Foto: Humas pemkab Klaten

Klaten– Kasus terkonfirmasi Corona Virus Disease 2019 (Covid-19) di Indonesia, termasuk di Provinsi Jawa Tengah memasuki babak baru. Pemerintah telah menempuh berbagai upaya agar masyarakat berpartisipasi dalam pemutusan mata rantai penyebaran virus ini. Salah satu caranya dengan meminta masyarakat Jawa Tengah, terutama warga Klaten bersabar tinggal di rumah selama dua hari di pekan pertama Bulan Februari 2021.

Pada hari Sabtu dan Minggu masyarakat Jawa Tengah diminta menghabiskan akhir pekan untuk tinggal di rumah saja. Ini dilakukan supaya pergerakan warga dapat mengontrol menghambat penyebaran virus yang sangat merugikan dalam mobilitas sehari-hari masyarakat. Harapannya, upaya ini dapat menurunkan lonjakan kasus yang terjadi di Provinsi Jawa Tengah.

“ Tanggal 6 dan 7 warga Jateng diminta stay at home. Ini termasuk kebiasaan baru harus kita coba. Kondisi penambahan kasus covid 19 termasuk di Kabupaten Klaten sudah sangat membahayakan. Warga harus sadar dan harus memahami mau mencoba bersabar dengan kondisi sulit.

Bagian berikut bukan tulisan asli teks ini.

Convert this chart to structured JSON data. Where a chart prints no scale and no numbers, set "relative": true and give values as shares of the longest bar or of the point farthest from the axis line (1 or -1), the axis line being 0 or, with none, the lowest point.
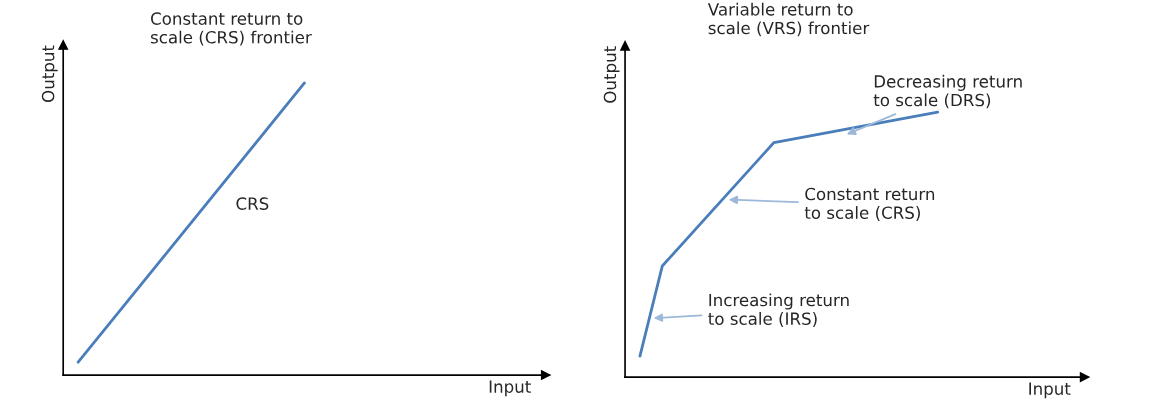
{
  "chart_data": [
    {
      "type": "line",
      "relative": true,
      "title": "Constant return to\nscale (CRS) frontier",
      "xlabel": "Input",
      "ylabel": "Output",
      "line_style": "solid",
      "categories": [
        null,
        null
      ],
      "series": [
        {
          "color": "#4a7ebb",
          "values": [
            0.044,
            1.0
          ]
        }
      ],
      "annotations": [
        "CRS"
      ]
    },
    {
      "type": "line",
      "relative": true,
      "title": "Variable return to\nscale (VRS) frontier",
      "xlabel": "Input",
      "ylabel": "Output",
      "line_style": "solid",
      "categories": [
        null,
        null,
        null,
        null,
        null,
        null,
        null,
        null,
        null,
        null,
        null,
        null,
        null,
        null,
        null,
        null,
        null,
        null,
        null,
        null,
        null,
        null,
        null,
        null,
        null,
        null,
        null,
        null,
        null,
        null,
        null,
        null,
        null,
        null,
        null,
        null,
        null,
        null,
        null,
        null,
        null,
        null,
        null
      ],
      "series": [
        {
          "color": "#4a7ebb",
          "values": [
            null,
            null,
            0.079,
            null,
            null,
            0.419,
            null,
            null,
            null,
            null,
            null,
            null,
            null,
            null,
            null,
            null,
            null,
            null,
            null,
            null,
            0.885,
            null,
            null,
            null,
            null,
            null,
            null,
            null,
            null,
            null,
            null,
            null,
            null,
            null,
            null,
            null,
            null,
            null,
            null,
            null,
            null,
            null,
            1.0
          ]
        }
      ],
      "annotations": [
        "Decreasing return\nto scale (DRS)",
        "Constant return\nto scale (CRS)",
        "Increasing return\nto scale (IRS)"
      ]
    }
  ]
}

Kami minta kampanye stay at home akhir pekan ini bisa dimengerti dan dipatuhi warga Klaten, karena kondisi sudah sangat memaksa,” jelas Kepala Dinas Komunikasi Informatika Klaten Amin Mustofa kepada Tim Pemberitaan Dinas Kominfo (Selasa, 2/2/20).

Menyasar Kantung Masyarakat

Selain itu, Amin menambahkan terkait teknis pelaksanannya, pihaknya masih menunggu surat edaran Gubernur Jawa Tengah. Untuk sementara ini sifatnya baru sosialisasi. Hal ini seiring dengan kemitraan komunikasi publik yang dilakukan Dinas kominfo Klaten terkait satgas keluarga.

“Kami punya harapan program Jateng di Rumah Saja ini bisa dengan maching dengan program satgas keluarga di Klaten. TP PKK Kabupaten Klaten sangat bagus responnya, termasuk Pengurus Daerah Fatayat Nashatul Ulama Klaten. Semoga ikhtiar ini bisa menjadi solusi” harap Amin Mustofa.

Untuk sosialisasi, Dinas Kominfo Klaten telah bekerja sama dengan beberapa pihak. Ketua TP PKK Kabupaten Klaten Atik Jaka Sawaldi menyatakan 21 ribu kader PKK Klaten siap menjadi satgas berdaster menegakan kepatuhan protokol kesehatan guna mengendalikan penambahan kasus Covid 19 di Klaten.

Komitmen itu dilakukan secara berjenjang melalui kader PKK baik tingkat Kabupaten, Kecamatan, Desa sampai RT dan RW, dukungan yang sama ditunjukan Pengurus Daerah Fatayat Nashatul Ulama Klaten melalui ketua Ika Nirmala Dewi yang menyatakan 1.200 kader muda Fatayat NU Klaten juga siap mendukung pemerintah menjadi satgas keluarga.